Sample Wilcoxon

The 1 Sample Wilcoxon test—also known as the Wilcoxon signed‑rank test—builds on the logic of the Sign test but incorporates additional information to increase statistical power. Like the Sign test, it compares a sample to a known or target value. However, instead of considering only the direction of differences, it also considers their magnitude, making it more sensitive to meaningful shifts in the process. 

The test begins by calculating the difference between each observation and the target value. Differences equal to zero are discarded. The absolute differences are then ranked from smallest to largest, and each rank is assigned a positive or negative sign based on whether the original observation was above or below the target. The test statistic is the sum of the signed ranks. 

This approach allows the Wilcoxon test to detect smaller shifts than the Sign test, especially when sample sizes are modest. It remains robust to outliers because ranks, rather than raw values, drive the analysis. This makes it ideal for skewed data, ordinal data, or situations where the mean is not a reliable measure of central tendency. 
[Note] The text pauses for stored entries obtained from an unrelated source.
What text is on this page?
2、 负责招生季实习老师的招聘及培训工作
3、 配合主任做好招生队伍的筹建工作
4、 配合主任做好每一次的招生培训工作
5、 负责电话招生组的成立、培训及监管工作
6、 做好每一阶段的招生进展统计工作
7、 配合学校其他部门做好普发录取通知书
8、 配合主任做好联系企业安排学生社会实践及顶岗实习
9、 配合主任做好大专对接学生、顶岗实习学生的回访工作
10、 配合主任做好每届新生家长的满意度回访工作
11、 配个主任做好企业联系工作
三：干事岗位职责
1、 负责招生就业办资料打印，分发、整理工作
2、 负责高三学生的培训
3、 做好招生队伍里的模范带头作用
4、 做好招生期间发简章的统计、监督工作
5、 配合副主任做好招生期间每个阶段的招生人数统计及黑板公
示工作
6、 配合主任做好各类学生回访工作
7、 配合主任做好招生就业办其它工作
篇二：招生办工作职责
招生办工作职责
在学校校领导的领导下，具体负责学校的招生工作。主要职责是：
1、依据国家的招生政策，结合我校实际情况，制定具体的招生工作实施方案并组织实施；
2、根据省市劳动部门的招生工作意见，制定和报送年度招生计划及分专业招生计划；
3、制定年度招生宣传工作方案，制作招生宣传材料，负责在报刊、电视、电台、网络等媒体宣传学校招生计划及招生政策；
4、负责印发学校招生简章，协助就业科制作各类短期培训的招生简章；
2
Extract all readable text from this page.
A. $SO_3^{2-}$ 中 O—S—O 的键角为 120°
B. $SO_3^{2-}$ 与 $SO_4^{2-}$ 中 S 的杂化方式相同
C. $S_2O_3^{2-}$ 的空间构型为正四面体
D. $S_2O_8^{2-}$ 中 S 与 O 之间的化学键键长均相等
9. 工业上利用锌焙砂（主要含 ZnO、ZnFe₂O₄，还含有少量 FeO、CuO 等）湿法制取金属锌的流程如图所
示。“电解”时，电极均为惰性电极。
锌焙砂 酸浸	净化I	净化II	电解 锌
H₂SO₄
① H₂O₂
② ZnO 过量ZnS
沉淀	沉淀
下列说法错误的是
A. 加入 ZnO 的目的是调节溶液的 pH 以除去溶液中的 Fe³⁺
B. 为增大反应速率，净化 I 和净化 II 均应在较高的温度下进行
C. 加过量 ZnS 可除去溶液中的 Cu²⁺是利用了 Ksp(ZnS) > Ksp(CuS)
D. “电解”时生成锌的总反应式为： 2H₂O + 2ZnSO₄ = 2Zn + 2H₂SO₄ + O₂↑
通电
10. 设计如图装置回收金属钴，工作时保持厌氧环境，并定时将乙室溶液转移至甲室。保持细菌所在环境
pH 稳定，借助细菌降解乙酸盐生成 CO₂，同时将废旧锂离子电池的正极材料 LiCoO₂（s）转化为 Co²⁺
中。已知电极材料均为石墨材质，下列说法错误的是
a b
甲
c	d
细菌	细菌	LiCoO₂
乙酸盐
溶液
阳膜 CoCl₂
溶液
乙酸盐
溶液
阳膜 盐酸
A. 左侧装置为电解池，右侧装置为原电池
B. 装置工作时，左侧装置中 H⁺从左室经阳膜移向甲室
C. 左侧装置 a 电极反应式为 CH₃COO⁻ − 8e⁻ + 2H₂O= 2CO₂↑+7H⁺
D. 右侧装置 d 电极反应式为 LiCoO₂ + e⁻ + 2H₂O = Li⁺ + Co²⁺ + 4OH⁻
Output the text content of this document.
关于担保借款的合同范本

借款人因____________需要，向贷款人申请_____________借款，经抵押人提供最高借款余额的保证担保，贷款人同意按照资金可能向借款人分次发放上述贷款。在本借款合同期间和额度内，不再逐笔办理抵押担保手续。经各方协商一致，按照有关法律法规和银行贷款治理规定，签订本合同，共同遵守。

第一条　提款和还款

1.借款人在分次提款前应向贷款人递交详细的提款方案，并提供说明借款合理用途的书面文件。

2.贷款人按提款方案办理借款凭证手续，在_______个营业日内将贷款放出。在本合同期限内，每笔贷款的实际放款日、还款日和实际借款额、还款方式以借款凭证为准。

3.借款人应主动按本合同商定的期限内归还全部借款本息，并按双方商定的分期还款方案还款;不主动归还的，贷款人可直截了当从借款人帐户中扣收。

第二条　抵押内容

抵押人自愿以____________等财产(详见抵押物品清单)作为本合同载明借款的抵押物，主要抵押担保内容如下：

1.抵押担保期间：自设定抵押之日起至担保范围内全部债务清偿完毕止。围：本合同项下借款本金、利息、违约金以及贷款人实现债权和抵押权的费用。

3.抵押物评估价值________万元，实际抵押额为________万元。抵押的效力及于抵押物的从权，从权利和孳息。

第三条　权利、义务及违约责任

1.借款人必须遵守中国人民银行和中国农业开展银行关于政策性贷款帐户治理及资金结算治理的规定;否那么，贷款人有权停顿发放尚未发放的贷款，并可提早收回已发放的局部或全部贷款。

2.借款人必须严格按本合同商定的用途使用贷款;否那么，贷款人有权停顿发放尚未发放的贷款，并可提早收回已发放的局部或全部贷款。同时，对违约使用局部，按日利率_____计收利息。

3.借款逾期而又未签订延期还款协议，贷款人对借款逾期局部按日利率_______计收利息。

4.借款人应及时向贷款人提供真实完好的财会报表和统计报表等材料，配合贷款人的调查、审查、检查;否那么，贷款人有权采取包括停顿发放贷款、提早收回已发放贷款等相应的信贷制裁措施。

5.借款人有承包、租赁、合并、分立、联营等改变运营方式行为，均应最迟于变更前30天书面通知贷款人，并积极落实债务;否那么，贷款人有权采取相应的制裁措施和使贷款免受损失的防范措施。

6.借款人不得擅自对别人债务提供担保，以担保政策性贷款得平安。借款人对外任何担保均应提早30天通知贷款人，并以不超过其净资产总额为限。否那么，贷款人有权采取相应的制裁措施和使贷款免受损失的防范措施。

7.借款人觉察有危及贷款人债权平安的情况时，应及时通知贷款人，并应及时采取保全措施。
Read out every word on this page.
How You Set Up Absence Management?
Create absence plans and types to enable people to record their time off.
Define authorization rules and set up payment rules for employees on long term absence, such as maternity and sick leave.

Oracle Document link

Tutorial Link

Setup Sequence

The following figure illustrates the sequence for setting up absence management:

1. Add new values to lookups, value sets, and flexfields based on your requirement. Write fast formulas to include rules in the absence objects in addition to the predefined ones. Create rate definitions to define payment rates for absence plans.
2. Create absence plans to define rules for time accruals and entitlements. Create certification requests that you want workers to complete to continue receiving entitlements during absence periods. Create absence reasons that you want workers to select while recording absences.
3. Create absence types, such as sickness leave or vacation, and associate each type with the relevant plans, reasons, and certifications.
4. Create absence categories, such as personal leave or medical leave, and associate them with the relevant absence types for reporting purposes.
The Wilcoxon test assumes that the distribution of differences is symmetric. While this assumption is less restrictive than normality, it is still important to verify visually using histograms or boxplots. When the assumption is reasonably met, the Wilcoxon test provides a powerful, flexible alternative to the 1‑sample t‑test. 

In the Analyze phase, the 1 Sample Wilcoxon test is particularly useful when evaluating whether a process has shifted relative to a target, especially in environments where data is messy or non‑normal. It provides a balanced combination of robustness and sensitivity, helping you draw meaningful conclusions even when traditional assumptions fail.